Honey Ice Cream (adapted from Jeni’s Splendid Ice Creams)

2 cups whole milk
1 tablespoon plus 1 teaspoon cornstarch
1/2 vanilla bean
3 oz of cream cheese, softened
1/4 teaspoon fine sea salt
1 1/4 cups heavy cream
2/3 cup + 2 Tbs  honey, plus extra for drizzling in between layers of ice cream

Prep
Mix about 2 tablespoons of the milk with the cornstarch in a small bowl to make a smooth slurry. Whisk the cream cheese and salt in a medium bowl until smooth. Fill a large bowl with ice and water.

Cook
Combine the remaining milk, the cream, and honey in a 4-quart saucepan.  Scrape the seeds of the vanilla bean into the mixture and then add the bean.  Bring to a rolling boil over medium-high heat, and boil for 4 minutes.
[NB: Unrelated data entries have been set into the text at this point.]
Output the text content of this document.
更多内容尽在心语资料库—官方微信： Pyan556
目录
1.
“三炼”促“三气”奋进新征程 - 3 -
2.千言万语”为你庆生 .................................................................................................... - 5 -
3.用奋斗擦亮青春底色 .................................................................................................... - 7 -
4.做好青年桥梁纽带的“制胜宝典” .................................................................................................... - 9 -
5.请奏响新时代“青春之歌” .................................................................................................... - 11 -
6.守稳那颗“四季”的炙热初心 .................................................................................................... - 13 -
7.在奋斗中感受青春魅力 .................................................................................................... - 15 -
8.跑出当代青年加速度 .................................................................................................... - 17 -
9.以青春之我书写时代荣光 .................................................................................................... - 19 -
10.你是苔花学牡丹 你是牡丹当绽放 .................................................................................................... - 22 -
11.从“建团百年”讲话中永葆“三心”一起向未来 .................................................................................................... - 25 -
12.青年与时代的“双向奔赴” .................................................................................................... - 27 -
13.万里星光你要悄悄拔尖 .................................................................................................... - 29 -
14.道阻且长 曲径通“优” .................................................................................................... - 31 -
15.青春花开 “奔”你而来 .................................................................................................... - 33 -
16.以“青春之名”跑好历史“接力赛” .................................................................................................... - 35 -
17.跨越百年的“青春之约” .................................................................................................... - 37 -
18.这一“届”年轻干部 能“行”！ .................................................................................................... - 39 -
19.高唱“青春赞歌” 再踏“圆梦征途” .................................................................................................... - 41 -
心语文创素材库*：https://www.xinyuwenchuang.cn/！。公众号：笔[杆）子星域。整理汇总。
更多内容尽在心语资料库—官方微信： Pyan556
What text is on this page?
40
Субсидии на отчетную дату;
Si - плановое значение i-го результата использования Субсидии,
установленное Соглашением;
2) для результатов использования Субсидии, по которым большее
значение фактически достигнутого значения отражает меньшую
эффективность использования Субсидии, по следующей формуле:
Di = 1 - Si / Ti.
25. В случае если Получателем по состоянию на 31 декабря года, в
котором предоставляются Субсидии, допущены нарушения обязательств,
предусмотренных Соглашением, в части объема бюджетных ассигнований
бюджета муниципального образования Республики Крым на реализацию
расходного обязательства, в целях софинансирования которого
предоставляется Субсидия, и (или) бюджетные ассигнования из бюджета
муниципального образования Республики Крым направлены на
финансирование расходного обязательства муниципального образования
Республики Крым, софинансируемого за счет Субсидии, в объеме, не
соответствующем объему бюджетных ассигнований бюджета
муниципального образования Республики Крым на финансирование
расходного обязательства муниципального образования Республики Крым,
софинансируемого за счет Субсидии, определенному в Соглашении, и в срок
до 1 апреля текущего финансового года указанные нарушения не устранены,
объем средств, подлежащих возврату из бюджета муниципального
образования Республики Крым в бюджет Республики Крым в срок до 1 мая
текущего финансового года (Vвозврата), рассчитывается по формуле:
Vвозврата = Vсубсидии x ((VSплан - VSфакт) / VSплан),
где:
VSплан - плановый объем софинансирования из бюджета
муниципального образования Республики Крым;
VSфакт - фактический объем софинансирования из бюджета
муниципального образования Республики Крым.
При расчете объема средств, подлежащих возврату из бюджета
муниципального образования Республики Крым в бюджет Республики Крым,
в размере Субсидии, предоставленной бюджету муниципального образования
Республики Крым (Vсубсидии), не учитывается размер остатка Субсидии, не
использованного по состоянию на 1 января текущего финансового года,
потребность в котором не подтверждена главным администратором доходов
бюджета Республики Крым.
Remove from the heat, and gradually whisk in the cornstarch slurry. Bring the mixture back to a boil over medium-high heat and cook, stirring with a rubber spatula, until slightly thickened, about 1 minute. Remove from the heat and remove vanilla bean (carefully).

Chill
Gradually whisk the hot milk mixture into the cream cheese mixture until smooth. Pour the mixture into a 1-gallon Ziploc freezer bag and submerge the sealed bag in the ice bath. Let stand, adding more ice as necessary, until cold, about 30 minutes.

Freeze
Pour the ice cream base into the frozen canister and spin until thick and creamy. Pack the ice cream into a storage container, alternating it with layers of honey drizzle (as much or as little as you want); do not mix. Press a sheet of parchment directly against the surface, and seal with an airtight lid. Freeze in the coldest part of your freezer until firm, at least 4 hours.